Stratégie de Mahamat Idriss Déby Itno : la grâce présidentielle, arme de contrôle au Tchad
stratégie de Mahamat Idriss Déby Itno : la grâce présidentielle, arme de contrôle au Tchad
Lors de son allocution commémorant l’indépendance du Tchad, le 11 août 1960, le président Mahamat Idriss Déby Itno a habilement mêlé fermeté institutionnelle et gestes d’apaisement. Une stratégie politique bien rodée, où la grâce présidentielle devient un levier pour façonner l’opinion et consolider son emprise sur le pouvoir.
En pointant du doigt des problèmes endémiques comme la corruption ou le clientélisme, tout en promettant des grâces présidentielles, l’exécutif tchadien active une rhétorique de rupture. Une manœuvre qui masque pourtant des calculs politiques bien précis.
Des critiques récupérées pour mieux les neutraliser
La première tactique repose sur l’appropriation du vocabulaire de l’opposition. En qualifiant lui-même la corruption et les détournements de « obstacles au développement », le chef de l’État s’érige en garant de l’intérêt général. Cette posture lui permet de détourner l’attention des échecs de sa gouvernance depuis 2021, tout en discréditant les critiques systémiques.
Les annonces de contrôles surprise et de sanctions immédiates créent une illusion d’action concrète, reportant la responsabilité des dysfonctionnements sur des exécutants anonymes.
Grâce ou amnistie ? La subtilité qui change tout
Le cœur de cette stratégie réside dans le choix des outils juridiques de clémence. La grâce présidentielle, présentée comme un geste de réconciliation nationale, est en réalité un outil de domination politique. Contrairement à une amnistie, qui efface purement et simplement les infractions, la grâce ne fait que suspendre l’exécution d’une peine. La condamnation, elle, reste inscrite dans les registres judiciaires.

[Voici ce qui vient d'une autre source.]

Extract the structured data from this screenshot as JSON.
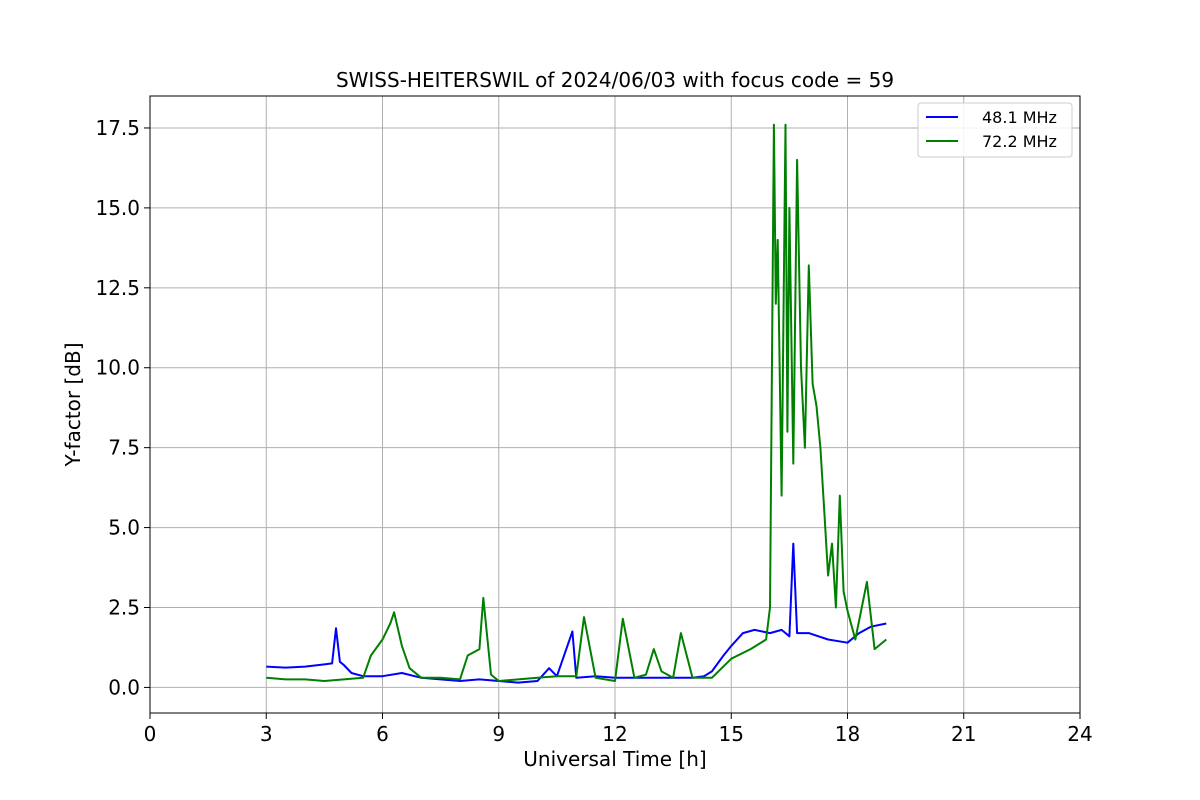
{
  "chart_data": {
    "type": "line",
    "title": "SWISS-HEITERSWIL of 2024/06/03 with focus code = 59",
    "xlabel": "Universal Time [h]",
    "ylabel": "Y-factor [dB]",
    "xlim": [
      0,
      24
    ],
    "ylim": [
      -0.8,
      18.5
    ],
    "x_ticks": [
      "0",
      "3",
      "6",
      "9",
      "12",
      "15",
      "18",
      "21",
      "24"
    ],
    "y_ticks": [
      "0.0",
      "2.5",
      "5.0",
      "7.5",
      "10.0",
      "12.5",
      "15.0",
      "17.5"
    ],
    "grid": true,
    "legend_position": "top-right",
    "series": [
      {
        "name": "48.1 MHz",
        "color": "#0000ff",
        "x": [
          3.0,
          3.5,
          4.0,
          4.5,
          4.7,
          4.8,
          4.9,
          5.0,
          5.2,
          5.5,
          6.0,
          6.5,
          7.0,
          7.5,
          8.0,
          8.5,
          9.0,
          9.5,
          10.0,
          10.3,
          10.5,
          10.9,
          11.0,
          11.5,
          12.0,
          12.5,
          13.0,
          13.5,
          14.0,
          14.3,
          14.5,
          14.8,
          15.0,
          15.3,
          15.6,
          16.0,
          16.3,
          16.5,
          16.6,
          16.7,
          17.0,
          17.5,
          18.0,
          18.3,
          18.6,
          19.0
        ],
        "y": [
          0.65,
          0.62,
          0.65,
          0.72,
          0.75,
          1.85,
          0.8,
          0.7,
          0.45,
          0.35,
          0.35,
          0.45,
          0.3,
          0.25,
          0.2,
          0.25,
          0.2,
          0.15,
          0.2,
          0.6,
          0.35,
          1.75,
          0.3,
          0.35,
          0.3,
          0.3,
          0.3,
          0.3,
          0.3,
          0.35,
          0.5,
          1.0,
          1.3,
          1.7,
          1.8,
          1.7,
          1.8,
          1.6,
          4.5,
          1.7,
          1.7,
          1.5,
          1.4,
          1.7,
          1.9,
          2.0
        ]
      },
      {
        "name": "72.2 MHz",
        "color": "#008000",
        "x": [
          3.0,
          3.5,
          4.0,
          4.5,
          5.0,
          5.5,
          5.7,
          6.0,
          6.2,
          6.3,
          6.5,
          6.7,
          7.0,
          7.5,
          8.0,
          8.2,
          8.5,
          8.6,
          8.8,
          9.0,
          9.5,
          10.0,
          10.5,
          11.0,
          11.2,
          11.5,
          12.0,
          12.2,
          12.5,
          12.8,
          13.0,
          13.2,
          13.5,
          13.7,
          14.0,
          14.3,
          14.5,
          15.0,
          15.5,
          15.9,
          16.0,
          16.1,
          16.15,
          16.2,
          16.3,
          16.4,
          16.45,
          16.5,
          16.6,
          16.7,
          16.8,
          16.9,
          17.0,
          17.1,
          17.2,
          17.3,
          17.4,
          17.5,
          17.6,
          17.7,
          17.8,
          17.9,
          18.0,
          18.2,
          18.5,
          18.7,
          19.0
        ],
        "y": [
          0.3,
          0.25,
          0.25,
          0.2,
          0.25,
          0.3,
          1.0,
          1.5,
          2.0,
          2.35,
          1.3,
          0.6,
          0.3,
          0.3,
          0.25,
          1.0,
          1.2,
          2.8,
          0.4,
          0.2,
          0.25,
          0.3,
          0.35,
          0.35,
          2.2,
          0.3,
          0.2,
          2.15,
          0.3,
          0.4,
          1.2,
          0.5,
          0.3,
          1.7,
          0.3,
          0.3,
          0.3,
          0.9,
          1.2,
          1.5,
          2.5,
          17.6,
          12.0,
          14.0,
          6.0,
          17.6,
          8.0,
          15.0,
          7.0,
          16.5,
          10.0,
          7.5,
          13.2,
          9.5,
          8.8,
          7.5,
          5.5,
          3.5,
          4.5,
          2.5,
          6.0,
          3.0,
          2.4,
          1.5,
          3.3,
          1.2,
          1.5
        ]
      }
    ]
  }
}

Cette nuance est décisive pour le pouvoir. Elle permet de maintenir une pression constante sur les bénéficiaires, dont la légitimité politique se trouve affaiblie par leur statut de condamnés graciés. Par ailleurs, elle renforce l’autorité présidentielle : la paix n’est pas le fruit d’un compromis équitable, mais une faveur accordée unilatéralement.
Cette mise en scène du pardon transforme les opposants en redevables, mus par la gratitude envers le régime.
Une justice à deux vitesses qui alimente les divisions
L’analyse de ce discours révèle une disparité flagrante dans le traitement de la contestation. Si certains groupes armés ont bénéficié d’amnisties au nom de la paix et de la transition, des figures de l’opposition pacifique, comme celles issues du mouvement Les Transformateurs, subissent une judiciarisation systématique et une marginalisation croissante.
Cette politique discriminatoire nourrit les suspicions de partialité et de ciblage ethnique ou géographique, risquant d’aggraver les fractures régionales plutôt que de favoriser l’unité nationale.
L’histoire récente des processus de réconciliation au Tchad et ailleurs montre pourtant que les solutions durables passent par des mécanismes inclusifs, un dialogue approfondi et un traitement équitable de tous les acteurs.
L’art de l’annonce face aux urgences sociales
L’évocation des besoins essentiels – accès à l’eau, électricité, infrastructures et justice – peut apparaître comme une reconnaissance des souffrances populaires. Pourtant, ces déclarations restent souvent sans engagement précis ni échéancier concret.
En somme, ce discours semble avant tout une opération de communication destinée à occuper l’espace médiatique par l’émotion et la quête d’un consensus apparent. Sous les apparences d’une volonté d’apaisement se profile, selon cette lecture critique, une stratégie visant à préserver l’avantage politique du régime en place.